On Saturday, Israel repeated that it would not accept a nuclear Iran under any circumstances. Iran said Sunday that Israel would be making a "fatal mistake" if it takes military action against Tehran's nuclear program and dismissed threats from the Jewish state as a "childish game."
The ISIS - which last week released the satellite photo of Natanz - says Iran could have its first nuclear weapon by 2009.
But why won't Iran just use the centrifuges to produce low-enriched uranium for power reactors? That's what Tehran says it wants to do.
US intelligence rejoins that Iran hid the plants from the IAEA - a suspicious act. Nor has Tehran told the full story of where its centrifuge technology came from, although most experts think it is Pakistan.

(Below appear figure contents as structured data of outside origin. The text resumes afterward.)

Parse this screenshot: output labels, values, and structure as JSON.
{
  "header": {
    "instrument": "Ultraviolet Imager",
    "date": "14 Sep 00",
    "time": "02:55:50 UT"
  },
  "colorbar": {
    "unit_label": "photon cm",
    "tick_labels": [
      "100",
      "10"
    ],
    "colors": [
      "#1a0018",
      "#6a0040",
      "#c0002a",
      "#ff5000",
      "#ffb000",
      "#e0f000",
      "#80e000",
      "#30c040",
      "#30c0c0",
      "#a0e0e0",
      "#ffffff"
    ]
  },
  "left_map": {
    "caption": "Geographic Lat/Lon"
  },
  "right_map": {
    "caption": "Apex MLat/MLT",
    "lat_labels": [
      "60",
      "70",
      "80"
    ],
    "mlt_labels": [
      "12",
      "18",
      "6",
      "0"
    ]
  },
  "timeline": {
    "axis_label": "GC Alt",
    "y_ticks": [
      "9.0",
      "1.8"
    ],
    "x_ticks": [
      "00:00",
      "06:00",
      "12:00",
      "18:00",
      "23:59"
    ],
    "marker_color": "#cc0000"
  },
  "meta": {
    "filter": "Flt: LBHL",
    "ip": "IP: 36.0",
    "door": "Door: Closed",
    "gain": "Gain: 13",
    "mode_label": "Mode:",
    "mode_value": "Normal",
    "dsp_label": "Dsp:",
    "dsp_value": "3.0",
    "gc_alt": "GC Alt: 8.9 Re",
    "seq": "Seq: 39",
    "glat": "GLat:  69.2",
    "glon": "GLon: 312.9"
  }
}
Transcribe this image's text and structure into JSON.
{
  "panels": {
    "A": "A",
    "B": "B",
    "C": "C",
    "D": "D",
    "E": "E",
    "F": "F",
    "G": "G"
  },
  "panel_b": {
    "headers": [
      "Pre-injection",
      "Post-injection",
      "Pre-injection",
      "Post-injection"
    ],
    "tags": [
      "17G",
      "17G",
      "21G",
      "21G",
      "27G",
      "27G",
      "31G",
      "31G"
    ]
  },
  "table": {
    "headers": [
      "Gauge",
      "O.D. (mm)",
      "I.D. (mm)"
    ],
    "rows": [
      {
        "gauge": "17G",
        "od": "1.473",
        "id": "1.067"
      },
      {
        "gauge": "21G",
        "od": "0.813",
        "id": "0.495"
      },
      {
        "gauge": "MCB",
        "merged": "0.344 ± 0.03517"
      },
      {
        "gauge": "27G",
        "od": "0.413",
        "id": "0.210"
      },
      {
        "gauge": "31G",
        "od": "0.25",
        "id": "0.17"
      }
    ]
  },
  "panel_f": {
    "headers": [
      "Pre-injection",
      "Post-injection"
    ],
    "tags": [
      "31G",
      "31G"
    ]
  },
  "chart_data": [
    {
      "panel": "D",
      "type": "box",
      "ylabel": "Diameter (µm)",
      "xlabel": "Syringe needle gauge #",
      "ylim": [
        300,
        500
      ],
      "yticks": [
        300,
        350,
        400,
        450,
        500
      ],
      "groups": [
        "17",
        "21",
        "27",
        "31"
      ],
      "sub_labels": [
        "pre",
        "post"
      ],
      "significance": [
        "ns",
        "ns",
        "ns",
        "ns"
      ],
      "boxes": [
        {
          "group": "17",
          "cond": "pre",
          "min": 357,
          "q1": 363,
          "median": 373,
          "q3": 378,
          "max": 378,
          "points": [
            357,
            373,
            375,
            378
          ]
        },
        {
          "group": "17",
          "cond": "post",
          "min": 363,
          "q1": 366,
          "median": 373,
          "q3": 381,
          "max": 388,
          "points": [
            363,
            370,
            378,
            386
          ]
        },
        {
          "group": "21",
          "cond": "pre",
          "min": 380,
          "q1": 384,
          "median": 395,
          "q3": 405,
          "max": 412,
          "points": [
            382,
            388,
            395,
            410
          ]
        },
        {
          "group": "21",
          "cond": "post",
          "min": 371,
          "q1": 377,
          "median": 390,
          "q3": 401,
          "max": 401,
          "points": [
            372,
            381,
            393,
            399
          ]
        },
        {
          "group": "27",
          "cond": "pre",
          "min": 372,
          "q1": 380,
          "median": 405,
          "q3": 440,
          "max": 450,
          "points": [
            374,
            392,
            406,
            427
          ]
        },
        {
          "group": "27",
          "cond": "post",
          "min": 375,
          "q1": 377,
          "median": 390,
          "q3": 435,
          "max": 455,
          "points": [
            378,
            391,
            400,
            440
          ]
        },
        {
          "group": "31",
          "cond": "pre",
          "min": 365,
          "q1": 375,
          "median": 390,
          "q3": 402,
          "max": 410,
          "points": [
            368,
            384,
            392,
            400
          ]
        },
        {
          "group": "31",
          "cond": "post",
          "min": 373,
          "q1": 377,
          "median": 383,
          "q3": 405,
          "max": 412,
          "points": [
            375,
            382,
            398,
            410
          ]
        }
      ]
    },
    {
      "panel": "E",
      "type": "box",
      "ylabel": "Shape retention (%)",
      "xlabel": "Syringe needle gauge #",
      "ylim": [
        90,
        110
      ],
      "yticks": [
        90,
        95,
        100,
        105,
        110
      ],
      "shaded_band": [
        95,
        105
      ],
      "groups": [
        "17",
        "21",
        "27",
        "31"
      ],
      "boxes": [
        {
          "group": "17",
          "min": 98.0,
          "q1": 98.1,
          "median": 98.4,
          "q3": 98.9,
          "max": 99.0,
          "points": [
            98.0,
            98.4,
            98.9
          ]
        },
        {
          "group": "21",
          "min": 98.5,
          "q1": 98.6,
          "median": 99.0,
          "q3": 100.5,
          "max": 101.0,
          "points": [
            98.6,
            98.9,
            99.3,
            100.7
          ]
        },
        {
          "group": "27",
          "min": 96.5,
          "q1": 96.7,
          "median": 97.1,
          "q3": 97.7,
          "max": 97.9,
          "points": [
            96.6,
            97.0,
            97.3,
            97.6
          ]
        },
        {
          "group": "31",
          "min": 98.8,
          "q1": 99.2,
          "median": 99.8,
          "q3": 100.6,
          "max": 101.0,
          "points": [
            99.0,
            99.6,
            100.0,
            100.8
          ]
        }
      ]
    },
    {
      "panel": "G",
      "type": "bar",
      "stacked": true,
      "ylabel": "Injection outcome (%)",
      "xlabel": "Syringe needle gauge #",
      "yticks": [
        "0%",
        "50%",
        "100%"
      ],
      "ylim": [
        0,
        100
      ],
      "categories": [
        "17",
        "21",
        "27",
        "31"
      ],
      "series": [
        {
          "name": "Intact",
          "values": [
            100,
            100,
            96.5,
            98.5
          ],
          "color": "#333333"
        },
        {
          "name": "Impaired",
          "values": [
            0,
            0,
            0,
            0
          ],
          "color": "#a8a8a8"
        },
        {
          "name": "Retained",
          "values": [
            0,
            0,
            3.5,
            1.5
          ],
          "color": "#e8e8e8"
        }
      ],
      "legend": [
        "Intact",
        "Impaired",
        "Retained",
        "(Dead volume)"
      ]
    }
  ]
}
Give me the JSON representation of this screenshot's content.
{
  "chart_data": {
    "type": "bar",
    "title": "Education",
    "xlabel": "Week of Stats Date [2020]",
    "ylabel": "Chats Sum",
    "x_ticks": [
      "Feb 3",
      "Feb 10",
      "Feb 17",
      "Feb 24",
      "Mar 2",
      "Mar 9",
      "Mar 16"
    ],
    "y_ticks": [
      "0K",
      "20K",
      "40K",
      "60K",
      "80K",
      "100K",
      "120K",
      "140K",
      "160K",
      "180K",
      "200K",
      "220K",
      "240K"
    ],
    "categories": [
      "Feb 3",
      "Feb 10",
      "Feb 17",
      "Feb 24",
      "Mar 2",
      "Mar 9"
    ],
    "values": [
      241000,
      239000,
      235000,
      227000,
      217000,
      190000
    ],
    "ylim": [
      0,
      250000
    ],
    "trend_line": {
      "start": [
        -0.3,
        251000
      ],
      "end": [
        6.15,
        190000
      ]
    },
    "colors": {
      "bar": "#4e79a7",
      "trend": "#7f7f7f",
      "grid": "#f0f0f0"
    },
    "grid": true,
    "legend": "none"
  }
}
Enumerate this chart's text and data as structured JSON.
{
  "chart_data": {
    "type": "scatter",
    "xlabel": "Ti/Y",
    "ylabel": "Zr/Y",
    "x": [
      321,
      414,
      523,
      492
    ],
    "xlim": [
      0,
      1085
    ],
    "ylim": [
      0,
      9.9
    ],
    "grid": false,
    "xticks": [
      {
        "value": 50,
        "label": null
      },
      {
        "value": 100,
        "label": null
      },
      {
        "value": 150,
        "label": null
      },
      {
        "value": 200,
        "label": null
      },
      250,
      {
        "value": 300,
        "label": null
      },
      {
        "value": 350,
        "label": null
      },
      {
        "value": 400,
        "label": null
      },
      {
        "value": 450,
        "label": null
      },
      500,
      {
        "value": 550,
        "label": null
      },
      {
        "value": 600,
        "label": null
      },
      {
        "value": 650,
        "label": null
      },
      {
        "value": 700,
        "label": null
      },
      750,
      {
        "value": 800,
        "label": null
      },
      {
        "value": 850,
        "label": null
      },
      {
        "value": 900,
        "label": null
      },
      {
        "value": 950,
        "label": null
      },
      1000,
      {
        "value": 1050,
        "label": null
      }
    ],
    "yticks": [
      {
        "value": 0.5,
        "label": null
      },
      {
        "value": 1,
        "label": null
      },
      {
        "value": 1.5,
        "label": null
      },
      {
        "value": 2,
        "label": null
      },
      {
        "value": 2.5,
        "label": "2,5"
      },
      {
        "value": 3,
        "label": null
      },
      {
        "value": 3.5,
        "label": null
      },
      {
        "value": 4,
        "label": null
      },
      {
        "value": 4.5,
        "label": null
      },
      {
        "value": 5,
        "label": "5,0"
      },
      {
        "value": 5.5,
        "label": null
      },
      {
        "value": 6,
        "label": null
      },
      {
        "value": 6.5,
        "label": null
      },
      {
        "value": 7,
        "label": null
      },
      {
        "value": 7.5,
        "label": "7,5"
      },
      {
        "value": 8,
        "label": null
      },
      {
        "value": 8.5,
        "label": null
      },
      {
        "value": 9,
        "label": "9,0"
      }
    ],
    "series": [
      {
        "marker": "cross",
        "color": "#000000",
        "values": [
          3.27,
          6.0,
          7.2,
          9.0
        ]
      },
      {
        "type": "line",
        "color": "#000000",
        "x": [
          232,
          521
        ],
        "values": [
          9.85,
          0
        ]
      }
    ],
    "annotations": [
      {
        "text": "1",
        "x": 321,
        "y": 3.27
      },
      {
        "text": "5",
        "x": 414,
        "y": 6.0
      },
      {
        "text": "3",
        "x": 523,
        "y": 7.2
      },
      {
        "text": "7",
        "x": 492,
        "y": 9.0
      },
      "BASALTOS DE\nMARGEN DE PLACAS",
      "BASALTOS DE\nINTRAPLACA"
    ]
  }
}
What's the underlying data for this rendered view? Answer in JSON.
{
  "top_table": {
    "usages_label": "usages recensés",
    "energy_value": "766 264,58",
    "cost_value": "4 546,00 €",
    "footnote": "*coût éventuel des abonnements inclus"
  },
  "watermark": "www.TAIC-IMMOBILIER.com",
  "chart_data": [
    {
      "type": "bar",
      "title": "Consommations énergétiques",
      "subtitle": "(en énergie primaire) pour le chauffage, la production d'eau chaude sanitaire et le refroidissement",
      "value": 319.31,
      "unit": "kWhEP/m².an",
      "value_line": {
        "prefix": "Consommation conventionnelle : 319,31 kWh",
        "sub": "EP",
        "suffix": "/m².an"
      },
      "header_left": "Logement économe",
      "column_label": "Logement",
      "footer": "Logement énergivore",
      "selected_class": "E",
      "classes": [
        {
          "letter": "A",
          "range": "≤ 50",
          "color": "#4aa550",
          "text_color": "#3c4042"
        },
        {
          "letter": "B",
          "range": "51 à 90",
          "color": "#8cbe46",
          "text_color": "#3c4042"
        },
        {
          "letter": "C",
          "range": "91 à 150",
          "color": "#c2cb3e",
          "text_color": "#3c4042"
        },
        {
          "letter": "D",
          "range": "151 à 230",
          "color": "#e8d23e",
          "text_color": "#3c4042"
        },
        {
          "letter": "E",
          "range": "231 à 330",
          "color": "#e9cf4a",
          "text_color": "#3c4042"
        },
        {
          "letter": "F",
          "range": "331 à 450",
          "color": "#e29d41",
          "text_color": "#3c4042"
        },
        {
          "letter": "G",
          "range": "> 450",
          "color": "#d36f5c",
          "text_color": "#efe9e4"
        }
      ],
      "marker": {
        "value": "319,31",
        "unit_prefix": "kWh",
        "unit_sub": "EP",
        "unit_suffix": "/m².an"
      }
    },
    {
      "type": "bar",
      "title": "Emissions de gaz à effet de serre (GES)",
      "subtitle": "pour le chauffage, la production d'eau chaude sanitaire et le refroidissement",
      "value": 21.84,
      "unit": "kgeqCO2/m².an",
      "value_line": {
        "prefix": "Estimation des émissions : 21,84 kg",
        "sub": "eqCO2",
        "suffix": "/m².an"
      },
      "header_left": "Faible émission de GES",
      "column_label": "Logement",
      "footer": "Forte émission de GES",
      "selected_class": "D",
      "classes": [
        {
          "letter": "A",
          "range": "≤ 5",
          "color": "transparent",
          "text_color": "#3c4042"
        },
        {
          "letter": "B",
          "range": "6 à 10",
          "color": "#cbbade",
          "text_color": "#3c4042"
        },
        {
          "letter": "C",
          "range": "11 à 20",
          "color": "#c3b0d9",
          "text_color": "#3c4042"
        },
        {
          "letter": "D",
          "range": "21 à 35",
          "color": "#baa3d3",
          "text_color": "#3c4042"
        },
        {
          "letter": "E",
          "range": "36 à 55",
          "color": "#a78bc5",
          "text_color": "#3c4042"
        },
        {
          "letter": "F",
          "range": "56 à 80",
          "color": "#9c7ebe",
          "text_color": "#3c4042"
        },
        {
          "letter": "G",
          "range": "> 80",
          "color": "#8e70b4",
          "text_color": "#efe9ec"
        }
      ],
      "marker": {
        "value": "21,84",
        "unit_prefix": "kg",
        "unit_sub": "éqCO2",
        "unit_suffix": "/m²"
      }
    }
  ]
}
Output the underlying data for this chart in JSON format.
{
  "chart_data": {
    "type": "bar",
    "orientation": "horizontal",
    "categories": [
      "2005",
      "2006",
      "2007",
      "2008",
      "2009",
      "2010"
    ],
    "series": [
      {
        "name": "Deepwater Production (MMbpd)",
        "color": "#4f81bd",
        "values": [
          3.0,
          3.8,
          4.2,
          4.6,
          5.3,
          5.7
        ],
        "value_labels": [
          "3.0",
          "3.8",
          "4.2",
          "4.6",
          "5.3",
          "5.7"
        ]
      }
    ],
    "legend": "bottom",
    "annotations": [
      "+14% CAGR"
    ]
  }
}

Furthermore, Iran's investment in the nuclear-fuel cycle makes no sense from a civilian viewpoint, the US says. Iran lacks adequate deposits of natural uranium to ever be self-sufficient in civil nuclear power, according to a Department of Energy analysis in 2005. The DOE says that Iran's nuclear infrastructure is about the right size for weapons capability, as seen when it is compared with the program of another nation, presumably Pakistan.
"It is difficult to escape the conclusion that Iran is pursuing nuclear weapons," says the DOE intelligence analysis.